Adavosertib is an oral small-molecule inhibitor of Wee1. The Adult Brain Tumor Consortium conducted a phase I study evaluating adavosertib in combination with radiation (RT) and temozolomide (TMZ) in patients with newly diagnosed glioblastoma (GBM), as well as a surgical window-of-opportunity study in recurrent GBM.

PATIENTS AND METHODS

The MTD of adavosertib was determined in adult patients with newly diagnosed GBM using a standard 3+3 design in two separate cohorts: with concurrent RT/TMZ or with adjuvant TMZ. A combination cohort with both concurrent and adjuvant adavosertib at MTD followed.
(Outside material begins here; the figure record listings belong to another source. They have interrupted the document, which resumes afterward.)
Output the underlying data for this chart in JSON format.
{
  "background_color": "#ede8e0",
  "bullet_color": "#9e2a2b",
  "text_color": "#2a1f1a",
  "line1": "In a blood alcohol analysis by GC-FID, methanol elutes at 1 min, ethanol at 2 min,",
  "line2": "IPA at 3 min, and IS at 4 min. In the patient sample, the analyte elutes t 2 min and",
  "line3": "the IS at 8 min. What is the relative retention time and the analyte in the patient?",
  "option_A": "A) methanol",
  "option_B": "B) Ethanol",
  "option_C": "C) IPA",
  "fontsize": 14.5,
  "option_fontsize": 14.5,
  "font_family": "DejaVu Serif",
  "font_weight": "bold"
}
We also performed intratumoral drug distribution studies in patients with recurrent GBM undergoing surgery.

RESULTS

As separate cohorts, the MTD for concurrent adavosertib with RT/TMZ was 200 mg daily Monday through Friday × 6 weeks during RT, and the MTD for adjuvant adavosertib with TMZ was 425 mg daily for 5 days of each 28-day cycle. However, six of 12 patients experienced dose-limiting toxicities (DLT) in the combination cohort. The mean ratios of the intratumoral to plasma concentration of adavosertib were 4.18 ± 3.36 for contrast-enhancing tissue and 0.74 ± 0.63 in nonenhancing tissue.

CONCLUSIONS

Adavosertib at 200 mg daily Monday through Friday × 6 weeks with RT/TMZ and at 425 mg daily on a 5-day/28-day cycle with TMZ had an unacceptable DLT rate. Additional dose levels in combination cohorts resulted in DLT, and we deemed concurrent adavosertib too toxic for further examination. Adavosertib 425 mg daily on a 5-day/28-day cycle with adjuvant TMZ is the recommended phase II dosage. Tissue pharmacokinetics in tissue homogenates and by microdialysis provided complementary information about drug penetration.